Вскоре подошел еще один военный, оказавшийся старшим среди всех.

— Так!  — Что тут у нас? – спросил он строгим голосом.

— Да вот, Урмас опять евреев  задержать решил, – ответил кто-то из военных.

Офицер подошел к Нихаме и внимательно посмотрел на нее.
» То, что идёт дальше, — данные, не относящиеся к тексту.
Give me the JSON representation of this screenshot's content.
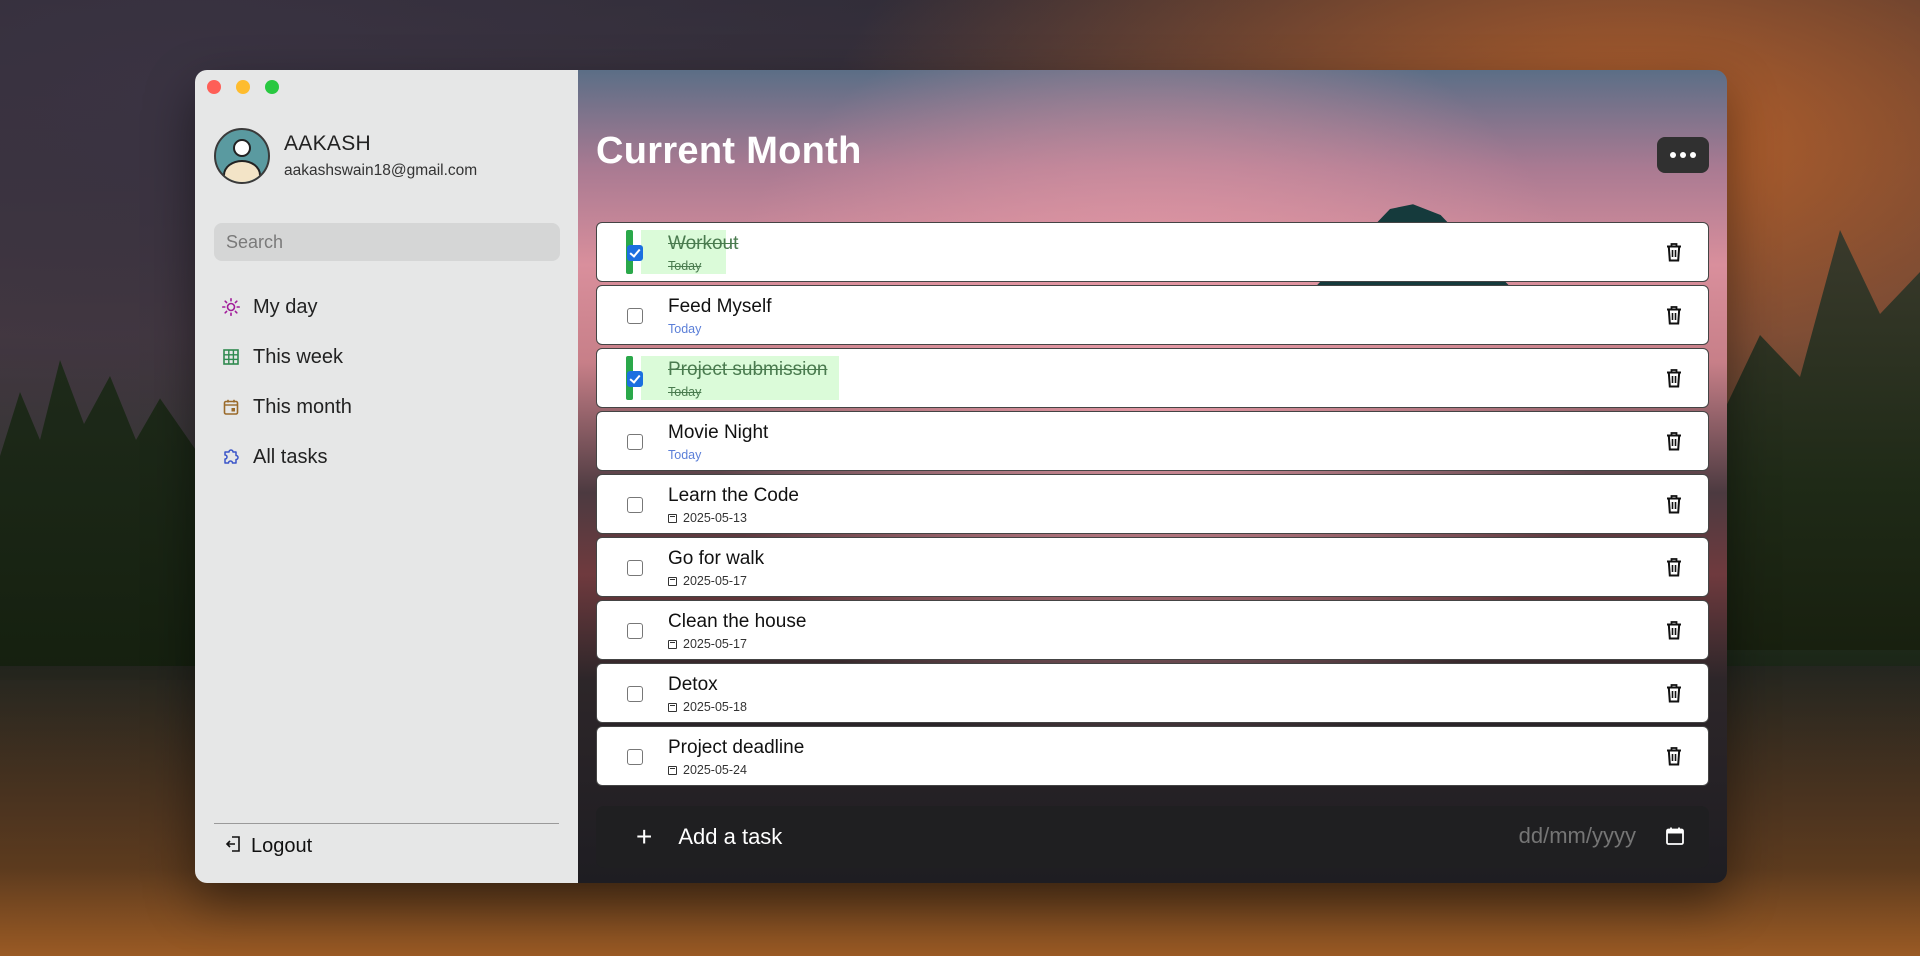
{
  "window": {
    "traffic_lights": [
      "close",
      "minimize",
      "maximize"
    ]
  },
  "sidebar": {
    "profile": {
      "name": "AAKASH",
      "email": "aakashswain18@gmail.com",
      "avatar_icon": "user-avatar-icon"
    },
    "search": {
      "placeholder": "Search",
      "value": ""
    },
    "nav": [
      {
        "label": "My day",
        "icon": "sun-icon",
        "color": "#a11b9a"
      },
      {
        "label": "This week",
        "icon": "grid-icon",
        "color": "#2f8a4f"
      },
      {
        "label": "This month",
        "icon": "calendar-icon",
        "color": "#9a6a2a"
      },
      {
        "label": "All tasks",
        "icon": "puzzle-icon",
        "color": "#3a55c9"
      }
    ],
    "logout_label": "Logout"
  },
  "main": {
    "title": "Current Month",
    "more_icon": "ellipsis-icon",
    "tasks": [
      {
        "title": "Workout",
        "meta": "Today",
        "meta_type": "today",
        "done": true
      },
      {
        "title": "Feed Myself",
        "meta": "Today",
        "meta_type": "today",
        "done": false
      },
      {
        "title": "Project submission",
        "meta": "Today",
        "meta_type": "today",
        "done": true
      },
      {
        "title": "Movie Night",
        "meta": "Today",
        "meta_type": "today",
        "done": false
      },
      {
        "title": "Learn the Code",
        "meta": "2025-05-13",
        "meta_type": "date",
        "done": false
      },
      {
        "title": "Go for walk",
        "meta": "2025-05-17",
        "meta_type": "date",
        "done": false
      },
      {
        "title": "Clean the house",
        "meta": "2025-05-17",
        "meta_type": "date",
        "done": false
      },
      {
        "title": "Detox",
        "meta": "2025-05-18",
        "meta_type": "date",
        "done": false
      },
      {
        "title": "Project deadline",
        "meta": "2025-05-24",
        "meta_type": "date",
        "done": false
      }
    ],
    "add_task": {
      "plus": "+",
      "label": "Add a task",
      "date_placeholder": "dd/mm/yyyy"
    }
  },
  "colors": {
    "done_accent": "#2aa84a",
    "done_highlight": "#dbfbd9",
    "checkbox_checked": "#1b6fe0",
    "today_text": "#5b7fd8"
  }
}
— Где их документы? – спросил он.

Ему тут же передали паспорт Нихамы.

— Так! – протянул он. — Откуда и куда следуете? – спросил офицер, внимательно продолжая разглядывать Нихаму.

— Мы из Краславы, – собрав остатки мужества, произнесла Нихама.

Честно говоря, уже когда пограничник попросил у нее паспорт,  от страха   у нее внутри все оборвалось. С детства у нее был страх от людей в форме. Ничего хорошего от них она никогда не ждала, и не видела. Если и появлялся  в их местечке полицейский в форме, то в лучшем случае он забирал деньги, а так мог забрать с собой в участок, где запросто и убить  могли тамошние костоломы.  И сейчас она не ждала ничего хорошего от этих военных и уже про себя жалела, что решила ехать на поезде.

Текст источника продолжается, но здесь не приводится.